NetTalon, Inc. of Fredericksburg, VA, has introduced a networkable fire protection system that was recently demonstrated at the Louisiana State University, Fire and Emergency Training Institute, Baton Rouge, LA. The system reports alarm conditions to all authorized monitoring stations within two seconds of a sensor or smoke detectors going into alarm. Sensor and detector conditions depicting the nature of the evolving emergency are reported instantly on a graphic representation of a building's floor plan. Icons that represent the sensors and smoke detectors are overlaid on the floor plan and change color to indicate alarm conditions.
The NetTalon system network includes fire departments, where in an emergency, fire personnel can remotely view and understand the fire emergency before the first engine leaves the firehouse. The burn exercises at LSU demonstrated this revolutionary approach to fire protection and firefighting, which vastly improves the safety of occupants, the protection of property and increases firefighter safety.
Multiple system benefits
A networked fire alarm system connects the facility to be protected to its local fire department in an emergency response network. In a fire emergency, responding commanders can use NetTalon to view the fire's behavior remotely and in real-time. This will allow them to make decisions about equipment and personnel needed at the fireground and formulate plans for victim rescue and fire knockdown before arriving. Additionally, the speed of reporting can virtually put fire units on the scene much earlier in the fire timeline and thus provide opportunity for validation of the fire before the engines arrive.
In most cases today, fire departments must respond to a fire with little or no idea of how severe the fire is, how much of the building is involved, or the location of trapped victims. It is only after arriving at the scene that fireground commanders can obtain data from the building's fire-alarm panel, allowing them to direct firefighters to the area of involvement and conduct a primary search for live victims.
Under present conditions, this intense effort to gather intelligence must take place in the hostile conditions of the actual fire scene before firefighting operations can start.

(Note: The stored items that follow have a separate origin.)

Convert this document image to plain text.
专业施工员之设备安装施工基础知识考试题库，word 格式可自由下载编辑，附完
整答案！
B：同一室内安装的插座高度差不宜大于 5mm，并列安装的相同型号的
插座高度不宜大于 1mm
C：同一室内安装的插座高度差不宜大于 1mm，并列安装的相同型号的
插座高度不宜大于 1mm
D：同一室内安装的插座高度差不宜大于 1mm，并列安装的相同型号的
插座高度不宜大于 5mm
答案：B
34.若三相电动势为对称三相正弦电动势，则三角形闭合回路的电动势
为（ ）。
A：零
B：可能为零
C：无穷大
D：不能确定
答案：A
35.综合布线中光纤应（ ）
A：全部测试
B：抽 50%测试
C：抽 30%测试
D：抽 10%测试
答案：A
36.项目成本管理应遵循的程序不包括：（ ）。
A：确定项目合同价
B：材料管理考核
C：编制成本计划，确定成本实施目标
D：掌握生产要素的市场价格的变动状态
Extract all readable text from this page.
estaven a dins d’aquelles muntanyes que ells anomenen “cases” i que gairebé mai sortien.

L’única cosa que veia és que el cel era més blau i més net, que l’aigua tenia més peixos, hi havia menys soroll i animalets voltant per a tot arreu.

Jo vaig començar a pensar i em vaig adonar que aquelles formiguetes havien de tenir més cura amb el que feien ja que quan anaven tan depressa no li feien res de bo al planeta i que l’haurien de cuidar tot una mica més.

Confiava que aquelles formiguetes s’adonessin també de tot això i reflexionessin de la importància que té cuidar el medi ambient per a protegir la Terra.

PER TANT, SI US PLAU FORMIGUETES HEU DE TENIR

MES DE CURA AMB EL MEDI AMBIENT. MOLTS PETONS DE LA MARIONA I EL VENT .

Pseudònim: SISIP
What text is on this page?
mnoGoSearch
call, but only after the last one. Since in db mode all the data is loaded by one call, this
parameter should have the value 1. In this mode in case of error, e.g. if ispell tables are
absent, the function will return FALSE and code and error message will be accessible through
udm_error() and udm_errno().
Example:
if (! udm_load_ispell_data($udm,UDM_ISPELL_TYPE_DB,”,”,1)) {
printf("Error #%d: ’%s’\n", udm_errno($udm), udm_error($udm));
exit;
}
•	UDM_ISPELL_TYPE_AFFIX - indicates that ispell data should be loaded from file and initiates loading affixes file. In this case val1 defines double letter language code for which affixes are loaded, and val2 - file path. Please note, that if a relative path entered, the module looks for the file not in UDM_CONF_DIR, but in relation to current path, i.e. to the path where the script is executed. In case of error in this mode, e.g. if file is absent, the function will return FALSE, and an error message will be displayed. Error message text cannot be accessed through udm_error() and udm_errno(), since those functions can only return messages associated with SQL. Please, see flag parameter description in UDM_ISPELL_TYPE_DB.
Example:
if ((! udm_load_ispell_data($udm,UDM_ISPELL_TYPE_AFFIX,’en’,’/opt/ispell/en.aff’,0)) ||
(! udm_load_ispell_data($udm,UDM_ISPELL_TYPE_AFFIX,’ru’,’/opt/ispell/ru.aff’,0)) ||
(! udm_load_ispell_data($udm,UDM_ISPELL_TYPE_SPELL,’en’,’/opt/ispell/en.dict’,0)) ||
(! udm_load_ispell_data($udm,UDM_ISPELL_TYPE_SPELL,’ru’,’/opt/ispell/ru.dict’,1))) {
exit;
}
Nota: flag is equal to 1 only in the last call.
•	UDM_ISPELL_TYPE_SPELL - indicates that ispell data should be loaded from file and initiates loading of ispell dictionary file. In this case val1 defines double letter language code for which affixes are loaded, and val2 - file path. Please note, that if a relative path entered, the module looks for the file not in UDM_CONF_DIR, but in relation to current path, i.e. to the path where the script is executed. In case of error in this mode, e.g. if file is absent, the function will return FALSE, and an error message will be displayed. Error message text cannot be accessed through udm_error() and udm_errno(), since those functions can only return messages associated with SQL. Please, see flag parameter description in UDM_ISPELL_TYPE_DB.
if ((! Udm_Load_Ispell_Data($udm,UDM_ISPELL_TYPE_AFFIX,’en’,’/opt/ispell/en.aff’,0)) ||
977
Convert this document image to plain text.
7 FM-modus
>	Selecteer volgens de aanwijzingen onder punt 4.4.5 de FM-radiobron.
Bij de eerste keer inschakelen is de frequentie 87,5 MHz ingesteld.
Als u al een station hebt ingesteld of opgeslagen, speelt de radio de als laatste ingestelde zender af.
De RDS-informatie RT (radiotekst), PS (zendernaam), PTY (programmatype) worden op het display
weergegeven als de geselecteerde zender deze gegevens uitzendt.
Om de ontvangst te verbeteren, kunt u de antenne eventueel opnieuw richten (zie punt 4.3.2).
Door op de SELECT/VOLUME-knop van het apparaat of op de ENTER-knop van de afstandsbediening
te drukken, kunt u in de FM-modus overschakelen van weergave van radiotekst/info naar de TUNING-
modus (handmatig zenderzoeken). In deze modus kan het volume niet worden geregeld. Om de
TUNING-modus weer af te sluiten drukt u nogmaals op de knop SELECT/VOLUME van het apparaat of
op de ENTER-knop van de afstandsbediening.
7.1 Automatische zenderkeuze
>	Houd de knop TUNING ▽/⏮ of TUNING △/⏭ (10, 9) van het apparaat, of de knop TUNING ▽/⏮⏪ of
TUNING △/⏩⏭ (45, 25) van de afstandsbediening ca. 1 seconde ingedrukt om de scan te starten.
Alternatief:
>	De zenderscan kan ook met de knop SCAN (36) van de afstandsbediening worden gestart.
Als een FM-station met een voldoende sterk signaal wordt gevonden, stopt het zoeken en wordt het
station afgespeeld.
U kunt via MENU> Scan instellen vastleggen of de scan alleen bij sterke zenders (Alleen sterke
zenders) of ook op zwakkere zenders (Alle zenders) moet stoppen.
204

Real-time testing sets the stage
In a preliminary test series at LSU, the St. George fire department responded to six test fires in the conventional manner. NetTalon, LSU fire protection personnel and senior commanders from the St. George Fire Company monitored the fire scene remotely using NetTalon technology.
From the time each fire was started, LSU control personnel allowed two minutes to pass to simulate the time it takes to process an alarm signal. Meanwhile, NetTalon monitoring stations were remotely viewing smoke activity at multiple points in the building within a few seconds of the fire starting. Within the next 30 seconds, monitoring personnel could view actual fire activity and victim location. All data was received a full 90 seconds before the staged fire company received the dispatch.
After dispatch it was another 4-1/2 minutes before the real-time firefighters located the test fire and victims. Control personnel watching via NetTalon knew the fire's intensity, location, involvement of the building, spread of smoke, victim location and danger long before the fire responders even arrived. This speed of notification and remote real-time intelligence clearly demonstrated to the LSU staff and participating fire department the huge advantage the NetTalon system can give in fire control, victim rescue, personnel safety, and speed and efficiency of the firefighting operation.